Al contrario, lo strumento da utilizzare sarebbe il meccanismo di condizionalità che vincola l’esborso dei fondi europei al rispetto dello Stato di Diritto, anch’esso invocato più volte durante il dibattito all’Eurocamera.

Secondo il regolamento che istituisce il meccanismo, la Commissione individua una violazione e la segnala allo Stato Membro interessato, con cui inizia un dialogo che dura dai 3 ai 5 mesi. Se non si trova una soluzione, può essere proposto il congelamento dei finanziamenti, il quale deve sì essere approvato dal Consiglio dell’Ue, ma non all’unanimità: basta infatti la maggioranza qualificata, cioè il 55% degli Stati Membri, con almeno il 65% della popolazione dell’Unione.

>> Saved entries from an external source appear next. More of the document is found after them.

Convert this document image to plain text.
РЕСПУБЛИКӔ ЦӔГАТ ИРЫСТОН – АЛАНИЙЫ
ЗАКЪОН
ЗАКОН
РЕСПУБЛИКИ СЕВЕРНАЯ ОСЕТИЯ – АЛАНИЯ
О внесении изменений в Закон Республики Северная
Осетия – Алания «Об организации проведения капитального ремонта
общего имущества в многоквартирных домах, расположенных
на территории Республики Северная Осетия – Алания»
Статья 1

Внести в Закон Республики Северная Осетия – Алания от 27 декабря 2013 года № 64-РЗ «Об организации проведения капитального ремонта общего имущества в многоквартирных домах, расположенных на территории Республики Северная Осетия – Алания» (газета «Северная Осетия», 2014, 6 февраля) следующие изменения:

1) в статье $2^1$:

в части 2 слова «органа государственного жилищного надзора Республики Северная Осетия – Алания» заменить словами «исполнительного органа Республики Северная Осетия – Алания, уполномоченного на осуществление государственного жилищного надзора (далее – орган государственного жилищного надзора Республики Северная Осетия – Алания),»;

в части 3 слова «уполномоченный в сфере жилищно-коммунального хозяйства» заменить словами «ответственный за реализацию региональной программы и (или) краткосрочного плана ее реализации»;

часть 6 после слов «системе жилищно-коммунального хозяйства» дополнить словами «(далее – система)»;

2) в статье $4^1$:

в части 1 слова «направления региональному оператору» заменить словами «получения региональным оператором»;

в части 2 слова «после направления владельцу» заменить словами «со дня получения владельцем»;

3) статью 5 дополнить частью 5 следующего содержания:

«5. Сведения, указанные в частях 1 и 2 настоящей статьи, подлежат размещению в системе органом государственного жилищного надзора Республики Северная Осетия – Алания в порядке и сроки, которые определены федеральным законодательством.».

Finora la Commissione ha temporeggiato sull’attivazione del meccanismo, adducendo la volontà di stilare delle linee-guida e rischiando anche una causa legale da parte del Parlamento, impaziente di vederlo all’opera. Ora l’impasse sembra in via di risoluzione: come spiegano a Linkiesta i deputati che hanno negoziato l’istituzione del vincolo di condizionalità, a settembre potrebbe arrivare la prima notifica formale della Commissione nei confronti dell’Ungheria. 

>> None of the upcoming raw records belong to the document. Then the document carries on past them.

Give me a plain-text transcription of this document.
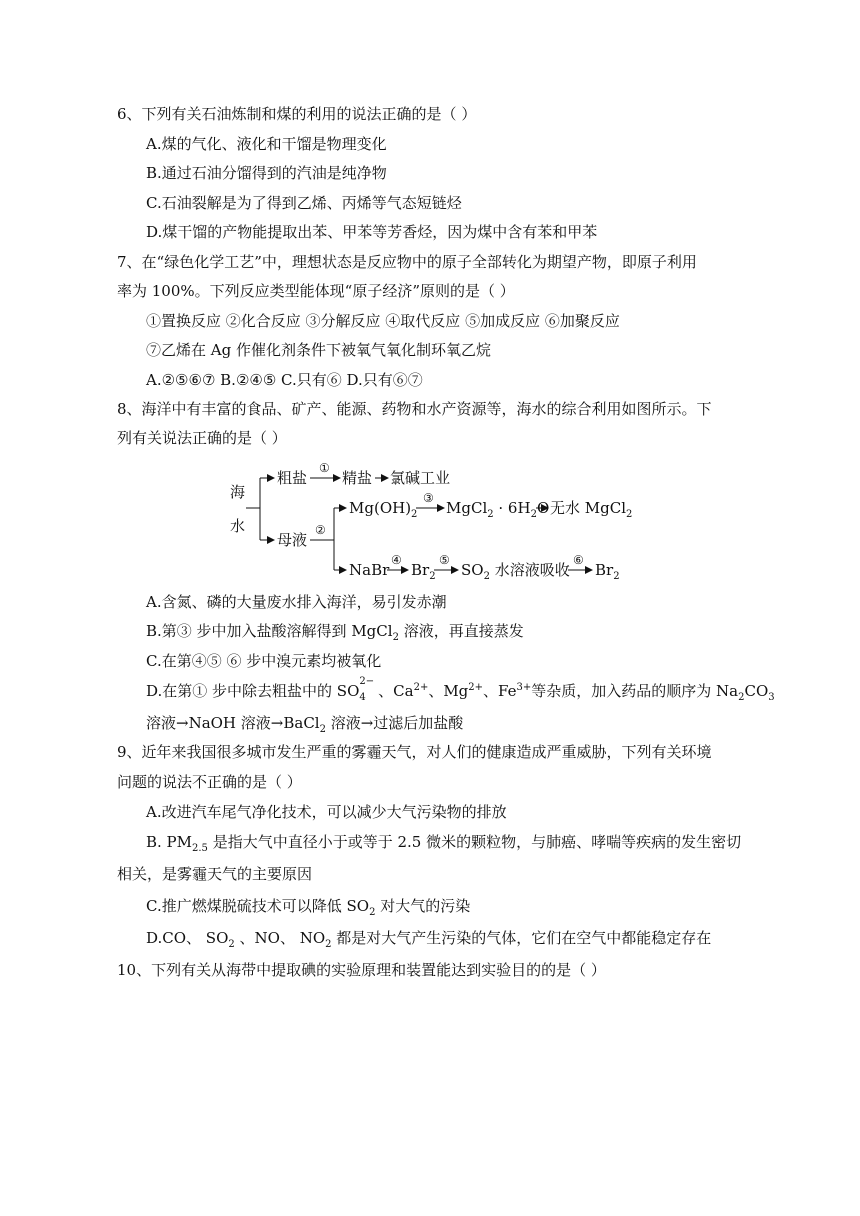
6、下列有关石油炼制和煤的利用的说法正确的是（ ）
A.煤的气化、液化和干馏是物理变化
B.通过石油分馏得到的汽油是纯净物
C.石油裂解是为了得到乙烯、丙烯等气态短链烃
D.煤干馏的产物能提取出苯、甲苯等芳香烃，因为煤中含有苯和甲苯
7、在“绿色化学工艺”中，理想状态是反应物中的原子全部转化为期望产物，即原子利用
率为 100%。下列反应类型能体现“原子经济”原则的是（ ）
①置换反应 ②化合反应 ③分解反应 ④取代反应 ⑤加成反应 ⑥加聚反应
⑦乙烯在 Ag 作催化剂条件下被氧气氧化制环氧乙烷
A.②⑤⑥⑦ B.②④⑤ C.只有⑥ D.只有⑥⑦
8、海洋中有丰富的食品、矿产、能源、药物和水产资源等，海水的综合利用如图所示。下
列有关说法正确的是（ ）
海
水
粗盐
①
精盐 氯碱工业
母液
②
$Mg(OH)_2$
③
MgCl$_2$ · $6H_2O$ 无水 MgCl$_2$
NaBr
④
$Br_2$
⑤
$SO_2$ 水溶液吸收
⑥
$Br_2$
A.含氮、磷的大量废水排入海洋，易引发赤潮
B.第③ 步中加入盐酸溶解得到 MgCl$_2$ 溶液，再直接蒸发
C.在第④⑤ ⑥ 步中溴元素均被氧化
D.在第① 步中除去粗盐中的 SO
2−
4 、$Ca^{2+}$、$Mg^{2+}$、$Fe^{3+}$等杂质，加入药品的顺序为 $Na_2CO_3$
溶液→NaOH 溶液→BaCl$_2$ 溶液→过滤后加盐酸
9、近年来我国很多城市发生严重的雾霾天气，对人们的健康造成严重威胁，下列有关环境
问题的说法不正确的是（ ）
A.改进汽车尾气净化技术，可以减少大气污染物的排放
B. $PM_{2.5}$ 是指大气中直径小于或等于 2.5 微米的颗粒物，与肺癌、哮喘等疾病的发生密切
相关，是雾霾天气的主要原因
C.推广燃煤脱硫技术可以降低 $SO_2$ 对大气的污染
D.CO、 $SO_2$ 、NO、 $NO_2$ 都是对大气产生污染的气体，它们在空气中都能稳定存在
10、下列有关从海带中提取碘的实验原理和装置能达到实验目的的是（ ）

Un rapporto condotto da tre esperti accademici evidenzia proprio quelle «gravi violazioni dello Stato di Diritto», che giustificherebbero l’iniziativa della Commissione. In caso contrario, il Parlamento è pronto a portare avanti la disputa contro l’emiciclo comunitario, ha spiegato in conferenza stampa il deputato dei Verdi tedeschi Daniel Freund: «Siamo nella prima fase dell’Articolo 265. La Commissione ha fino al 24 agosto per dirci cosa intende fare, poi entro due mesi possiamo decidere se ricorrere alla Corte di Giustizia. Nell’ipotesi peggiore, entro novembre sarà comunque lanciata una procedura». 

Quando il processo verrà attivato, sotto la lente ci sarà anche la discussa legge sulla protezione dei bambini, come ha fatto capire anche la commissaria ai Valori e della Trasparenza, Vera Jourová. Anche perché il governo di Orbán non ha alcuna intenzione di ritirarla e anzi «la difenderà con ogni mezzo legittimo», ha affermato la ministra della Giustizia ungherese Judit Varga, mentre il portavoce del Primo ministro magiaro definiva il dibattito di Strasburgo «una parata da circo». Lo scontro tra Bruxelles e Budapest promette presto nuove scintille.